Saturday, March 6, 2010

What's wrong with this picture?

Here's something I can't figure out.

Nebraska, with a population of under 2 million and an annual budget of $18 billion somehow found enough money to lure a Pennsylvania manufacturer(and up to 90 jobs) to the Cornhusker State, yet Pennsylvania, with 12.6 million people and a General Fund budget of $28 billion, couldn't come up with financial incentives to keep the jobs in the Keystone State.

What's wrong with this picture?

Can one of you Ed Rendell lovers out there shed some light on the subject? "Fast Eddie" is always bragging that he's pouring billions of dollars into economic development. How could he allow Nebraska to steal away a manufacturing firm that traces its Pennsylvania roots to the 1920s?

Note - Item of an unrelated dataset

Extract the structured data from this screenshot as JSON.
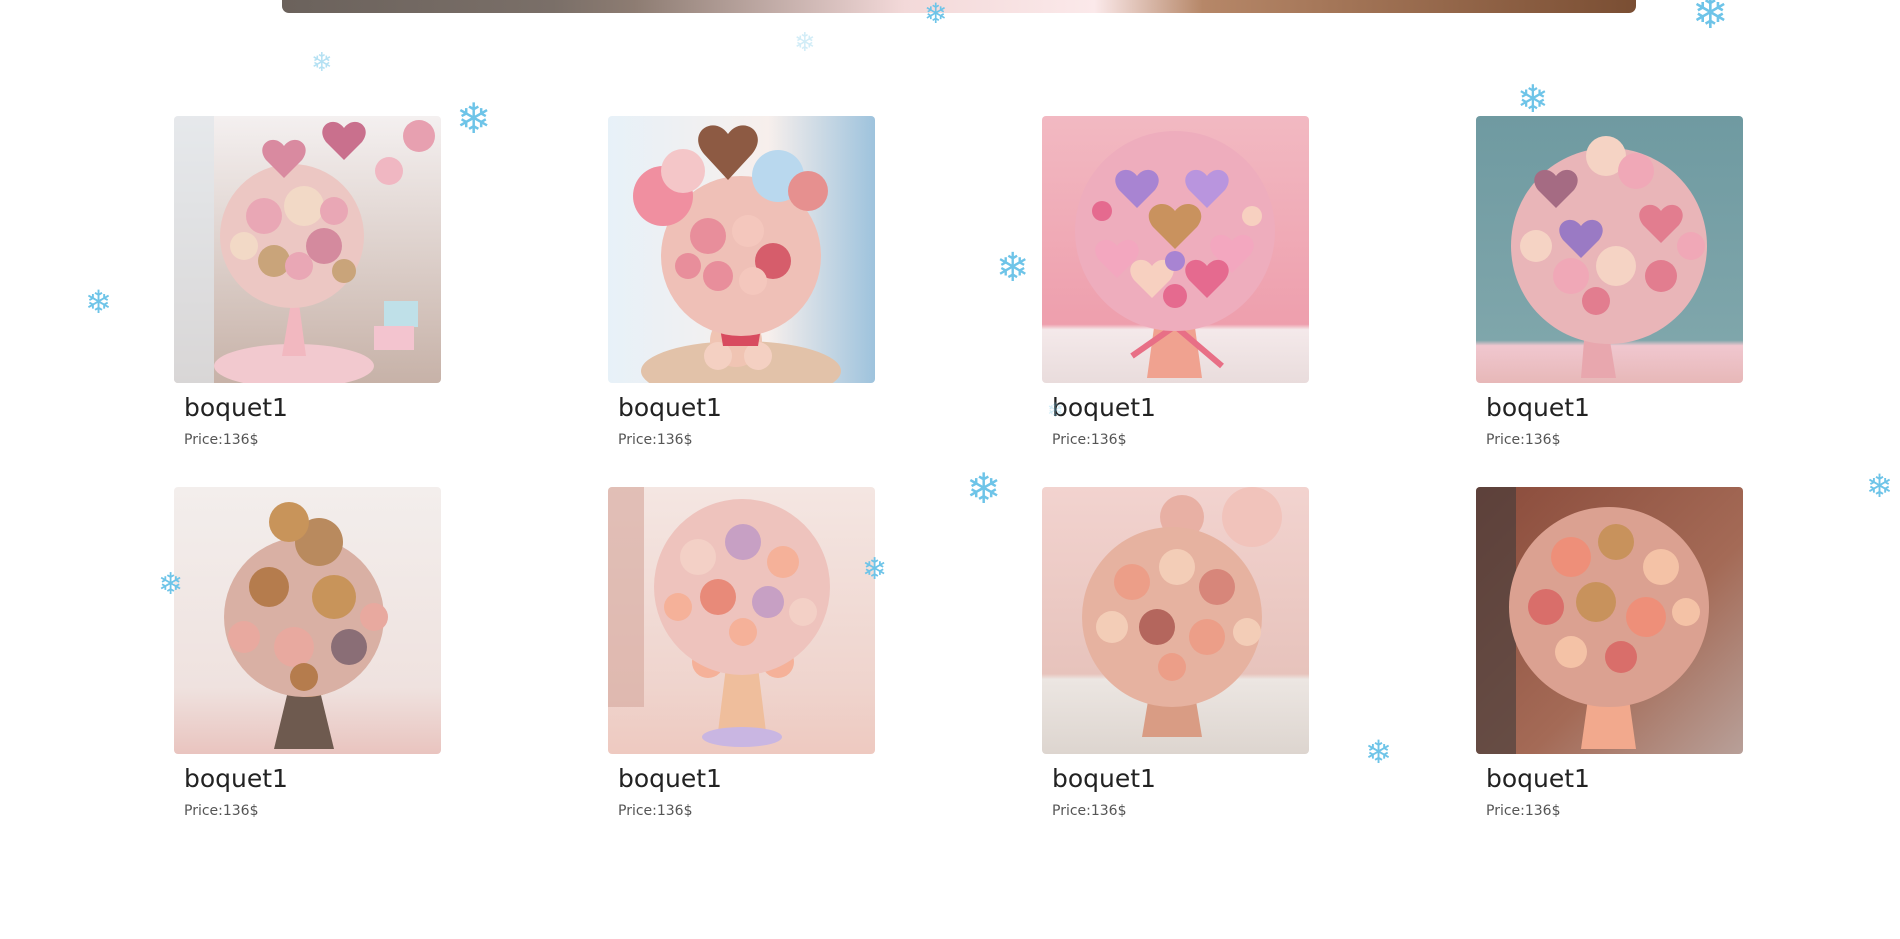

From an article in today's edition of The Mercury about NEAPCO Components moving to Nebraska:
Neapco Components announced Friday it will be phasing out manufacturing at its Pottstown facility over the next 18 to 24 months, eliminating 70 to 90 jobs.

The manufacturing operations from Pottstown will be moving to Beatrice, Neb., said Neapco Executive Vice President and General Manager Keith Sanford.

"Why Nebraska versus Pottstown?" Sanford said. There were "financial incentives (offered) by the state of Nebraska."

Sanford said the move to Nebraska was an obvious business decision.